5 Favorite Quotes from “Excellence Wins” by Horst Schulze
For those of us in the business of serving customers, when Horst Schulze, co-founder and former president of the Ritz-Carlton Hotel Company speaks, we listen. Why? Well, the Ritz-Carlton has long been a gold standard for service, and in the book Excellence Wins, Schulze lays out his philosophy and formula for success.
First of all, I thoroughly enjoyed this book! In this article, I’ll briefly share five quotes and insights that I found particularly helpful. Let’s dive right in.
A better form of benchmarking is to measure how you’re doing compared to how you were doing a year ago or three years ago. Are you making headway? Do you have a higher percentage of people who are pleased with your service?
Schulze mentions this in a section about surveying customers and the importance of listening to the voice of our customers. But I’ve often wondered about the value of benchmarking metrics like customer satisfaction, Net Promoter Score, and the like. Some of this is born out of wondering whether our scores are “good” or not and some of this is born out of clients at an outsourcer asking how their scores compare with other clients.
I agree with Schulze that, while benchmarks might be nice to know how our scores initially compare to the competition, the most important activity is to benchmark against our own past performance, making measurable improvements over time.
Sometimes a customer service problem — or any defect, for that matter — is rooted as much as five steps away from where it shows itself. One solitary person at a counter somewhere can’t solve it alone. It needs the best thinking of everyone connected to the process because they are fully committed to giving the customer every reason to keep coming back — again and again.
Have you ever worked in an organization where they solved customer experience problems by identifying the single person at fault and firing them? I’ve definitely seen this in action. What if we instead recognize that certain problems are inherently complex and require a team, not just one individual to improve and solve. Certainly, if an organization has a customer experience leader, they can promote this sort of collaboration rather than being the person to actually solve the problem.
After analyzing thousands upon thousands of comment cards and surveys over the years, I can tell you that 2 percent of customers simply cannot be pleased. They’re clearly irrational. They want things you can’t afford. Or they want things that will irritate the other 98 percent. I call this small population “the jerk factor.”
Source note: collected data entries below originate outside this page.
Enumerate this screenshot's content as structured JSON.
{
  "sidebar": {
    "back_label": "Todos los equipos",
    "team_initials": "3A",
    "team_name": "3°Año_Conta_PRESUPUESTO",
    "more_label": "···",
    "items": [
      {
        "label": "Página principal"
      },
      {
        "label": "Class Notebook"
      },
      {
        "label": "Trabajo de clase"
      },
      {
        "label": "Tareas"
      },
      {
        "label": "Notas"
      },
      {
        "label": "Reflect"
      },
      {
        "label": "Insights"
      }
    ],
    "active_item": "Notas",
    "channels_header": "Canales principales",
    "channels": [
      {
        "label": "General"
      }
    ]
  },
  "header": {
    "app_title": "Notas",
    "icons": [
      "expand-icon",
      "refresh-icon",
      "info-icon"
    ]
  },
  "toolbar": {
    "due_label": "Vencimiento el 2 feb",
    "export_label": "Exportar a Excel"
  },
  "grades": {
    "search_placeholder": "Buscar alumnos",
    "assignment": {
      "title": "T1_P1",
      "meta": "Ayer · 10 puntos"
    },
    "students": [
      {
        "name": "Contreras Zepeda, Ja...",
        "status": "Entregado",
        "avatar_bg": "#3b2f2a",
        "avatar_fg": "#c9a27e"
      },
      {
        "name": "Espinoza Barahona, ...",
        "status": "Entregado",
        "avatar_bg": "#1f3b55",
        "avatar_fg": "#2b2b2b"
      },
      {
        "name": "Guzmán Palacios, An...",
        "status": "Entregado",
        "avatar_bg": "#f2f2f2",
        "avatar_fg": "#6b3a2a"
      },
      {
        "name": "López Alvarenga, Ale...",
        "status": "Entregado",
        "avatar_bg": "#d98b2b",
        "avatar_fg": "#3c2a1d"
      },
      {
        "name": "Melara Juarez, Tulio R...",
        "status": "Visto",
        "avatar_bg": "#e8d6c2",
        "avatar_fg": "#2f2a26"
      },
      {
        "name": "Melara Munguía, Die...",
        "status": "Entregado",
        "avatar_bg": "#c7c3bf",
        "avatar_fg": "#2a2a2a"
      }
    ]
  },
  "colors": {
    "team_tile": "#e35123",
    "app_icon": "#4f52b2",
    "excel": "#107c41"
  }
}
Ah the irrational customer where no amount of reasoning will ever get through to them. If I’m being honest, early in my career I thought this percentage was more in the range of 20 to 50% — but that’s before I learned about emotional intelligence and that I had the power to choose how I would respond to upset customers.
We must first learn to respond with emotional intelligence to customers, understanding that in most cases they aren’t angry at us but at an inconvenience caused to them. Then we begin to indeed realize that this “jerk factor” that Schulze speaks of only applies to a very small subset of customers.
Loyalty is cemented not by extra points, gimmicks, or goodies. It is rather confirmed by fulfilling the customer’s expectations every time they make contact with us.
In this section of the book, Schulze talks about the act of locking customers into long-term contracts or overly complex loyalty programs. And in these cases, loyalty seems to be about finding ways to hold customers captive as opposed to creating something they truly want to be a part of.
I can remember one conversation years ago with a customer after we had an outage in our system. I offered the customer credit on their account and he responded by saying “Sure, I’ll take the credit. But really what I want is for your service to work reliably. My business depends on it.” Consistency and reliability are first and foremost what’s required to gain loyal customers.
I instituted a short stand-up meeting at the beginning of every shift to focus on one of our twenty-four Service Standards.
I’m not going to talk about all 24 service standards, but this list in Chapter 8 of the book is impressive. One of my favorites is number 12 which says “Escort guests until they are comfortable with the directions or make visual contact with their destination. Do not point.” I’m reminded of the hardware store employee that walks me to the product I seek rather than pointing to the aisle I should go to. This extra effort makes a huge difference.
The most impressive part about these 24 service standards is that Schulze’s teams consistently review one of these in each of their meetings. They also carry these with them while they work to ensure that everyone understands and lives these out every day.